Tomorrow I called her and we was just chatting, and we exchange couple of text messages. Next day I called her and in the evening she asked me how I was? I tell her that nothing is still over between us,and I will wait her, she told me not to wait her,and she feels pressure then she knows that I will wait...
After that I accidentally find some texts about how to bring your ex love back! and thanks god for that or I will be sending her present I made for her.
I did so much for her,I did some beta male things and I know now where was my mistakes made.
2 days after I text to her, that now I will be gave her space and time,and I'm ok with breakup,I said that I have found a job and that I will not be in contact with her for some time...and that something trill have happened in my life!
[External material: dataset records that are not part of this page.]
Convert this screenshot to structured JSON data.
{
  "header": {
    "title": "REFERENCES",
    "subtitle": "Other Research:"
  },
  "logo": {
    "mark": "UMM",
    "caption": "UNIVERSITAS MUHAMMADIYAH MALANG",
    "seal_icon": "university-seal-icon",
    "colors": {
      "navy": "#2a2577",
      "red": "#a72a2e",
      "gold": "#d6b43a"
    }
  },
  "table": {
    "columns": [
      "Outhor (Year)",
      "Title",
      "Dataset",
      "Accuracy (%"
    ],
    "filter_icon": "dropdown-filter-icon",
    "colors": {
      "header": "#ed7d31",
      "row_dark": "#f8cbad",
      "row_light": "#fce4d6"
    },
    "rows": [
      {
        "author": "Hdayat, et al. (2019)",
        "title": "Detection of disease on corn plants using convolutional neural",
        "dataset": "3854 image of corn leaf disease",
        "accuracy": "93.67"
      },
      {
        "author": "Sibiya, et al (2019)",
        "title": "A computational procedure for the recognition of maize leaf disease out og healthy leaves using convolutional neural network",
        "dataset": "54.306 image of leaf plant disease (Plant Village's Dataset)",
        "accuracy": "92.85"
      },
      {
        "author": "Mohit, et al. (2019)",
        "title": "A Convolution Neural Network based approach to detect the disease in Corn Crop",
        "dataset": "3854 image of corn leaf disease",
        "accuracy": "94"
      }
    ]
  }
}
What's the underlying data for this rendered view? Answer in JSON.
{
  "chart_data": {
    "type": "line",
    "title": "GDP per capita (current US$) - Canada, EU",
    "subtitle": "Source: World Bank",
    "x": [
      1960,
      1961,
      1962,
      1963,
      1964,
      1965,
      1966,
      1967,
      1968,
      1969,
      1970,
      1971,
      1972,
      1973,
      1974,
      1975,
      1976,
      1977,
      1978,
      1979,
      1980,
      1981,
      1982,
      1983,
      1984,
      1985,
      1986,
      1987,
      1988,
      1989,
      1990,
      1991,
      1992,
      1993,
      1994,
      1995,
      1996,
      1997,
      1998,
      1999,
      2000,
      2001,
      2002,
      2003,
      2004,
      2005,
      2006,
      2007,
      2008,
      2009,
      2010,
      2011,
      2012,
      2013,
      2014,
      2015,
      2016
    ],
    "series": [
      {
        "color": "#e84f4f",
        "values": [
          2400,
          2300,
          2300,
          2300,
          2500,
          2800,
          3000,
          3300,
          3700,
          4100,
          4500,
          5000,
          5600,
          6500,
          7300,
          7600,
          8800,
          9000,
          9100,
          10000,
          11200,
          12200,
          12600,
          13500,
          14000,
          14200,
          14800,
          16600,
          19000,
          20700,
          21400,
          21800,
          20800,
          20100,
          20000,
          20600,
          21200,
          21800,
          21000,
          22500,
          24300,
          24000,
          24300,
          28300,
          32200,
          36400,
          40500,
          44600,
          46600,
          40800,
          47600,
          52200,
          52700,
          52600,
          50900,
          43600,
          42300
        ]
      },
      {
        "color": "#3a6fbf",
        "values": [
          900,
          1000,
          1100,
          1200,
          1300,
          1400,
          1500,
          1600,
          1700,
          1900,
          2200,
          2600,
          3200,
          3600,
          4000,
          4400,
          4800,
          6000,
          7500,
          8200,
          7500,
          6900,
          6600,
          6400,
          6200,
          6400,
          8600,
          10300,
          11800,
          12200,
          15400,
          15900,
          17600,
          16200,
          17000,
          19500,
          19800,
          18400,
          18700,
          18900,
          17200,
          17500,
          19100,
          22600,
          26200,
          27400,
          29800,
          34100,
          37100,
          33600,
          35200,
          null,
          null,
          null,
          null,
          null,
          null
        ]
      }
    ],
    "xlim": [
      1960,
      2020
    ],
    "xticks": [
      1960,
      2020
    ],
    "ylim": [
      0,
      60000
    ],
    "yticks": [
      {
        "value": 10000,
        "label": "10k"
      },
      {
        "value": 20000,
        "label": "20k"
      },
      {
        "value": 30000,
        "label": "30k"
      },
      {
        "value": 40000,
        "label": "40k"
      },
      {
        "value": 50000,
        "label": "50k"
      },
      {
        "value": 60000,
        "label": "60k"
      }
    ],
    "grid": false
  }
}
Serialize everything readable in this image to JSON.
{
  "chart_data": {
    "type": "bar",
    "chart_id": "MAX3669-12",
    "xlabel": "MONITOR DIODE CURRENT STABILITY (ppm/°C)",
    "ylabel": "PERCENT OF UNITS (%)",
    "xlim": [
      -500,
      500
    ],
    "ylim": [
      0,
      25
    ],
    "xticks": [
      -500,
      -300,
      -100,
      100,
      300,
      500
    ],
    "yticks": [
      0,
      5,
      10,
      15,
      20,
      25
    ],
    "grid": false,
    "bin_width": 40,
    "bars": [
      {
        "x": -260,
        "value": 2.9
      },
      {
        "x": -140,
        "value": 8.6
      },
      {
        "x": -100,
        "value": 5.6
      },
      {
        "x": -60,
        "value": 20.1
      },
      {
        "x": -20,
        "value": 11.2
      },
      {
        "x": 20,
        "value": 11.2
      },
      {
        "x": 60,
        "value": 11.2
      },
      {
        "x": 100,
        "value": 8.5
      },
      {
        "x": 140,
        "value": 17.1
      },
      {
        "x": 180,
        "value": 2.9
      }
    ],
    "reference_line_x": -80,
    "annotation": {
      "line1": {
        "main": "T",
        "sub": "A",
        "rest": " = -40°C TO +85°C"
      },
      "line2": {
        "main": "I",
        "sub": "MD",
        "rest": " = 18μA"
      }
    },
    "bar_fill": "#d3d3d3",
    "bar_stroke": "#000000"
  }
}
immediately she text me back, she was very glad to hear that I have a job, and she asked me to tell her what was that trill thing that happened to me! I didn't answer back. Tomorrow she asked me how I was doing on my job and how was my day on it? I reply after 2 days "I'm pretty god,I'm manage to frame quickly...I hope u doing well also!" and after couple of days she replied "Sorry I didn't have credits to send u text message,it's very bad situation at my job,very bad...I was on job fair yesterday"...
I text her back after 3.5 hours... "Job fair is a waste of time...I'm glad we have chat,I'm busy now, I will contact u when I have the chance"!
she replied immediately "Ok...my friends say hello to u". I didn't reply and I stick to NC.
Why I want her back? I know how beautiful person from inside and outside she really is, and how much I love her,and I know she loves me too.
In this situation is it good to NC all the time? we are apart for 15 days, I'm not ready yet to take another step. I must change my self,and I know where I was wrong...she will see new me! I hope she will not resist.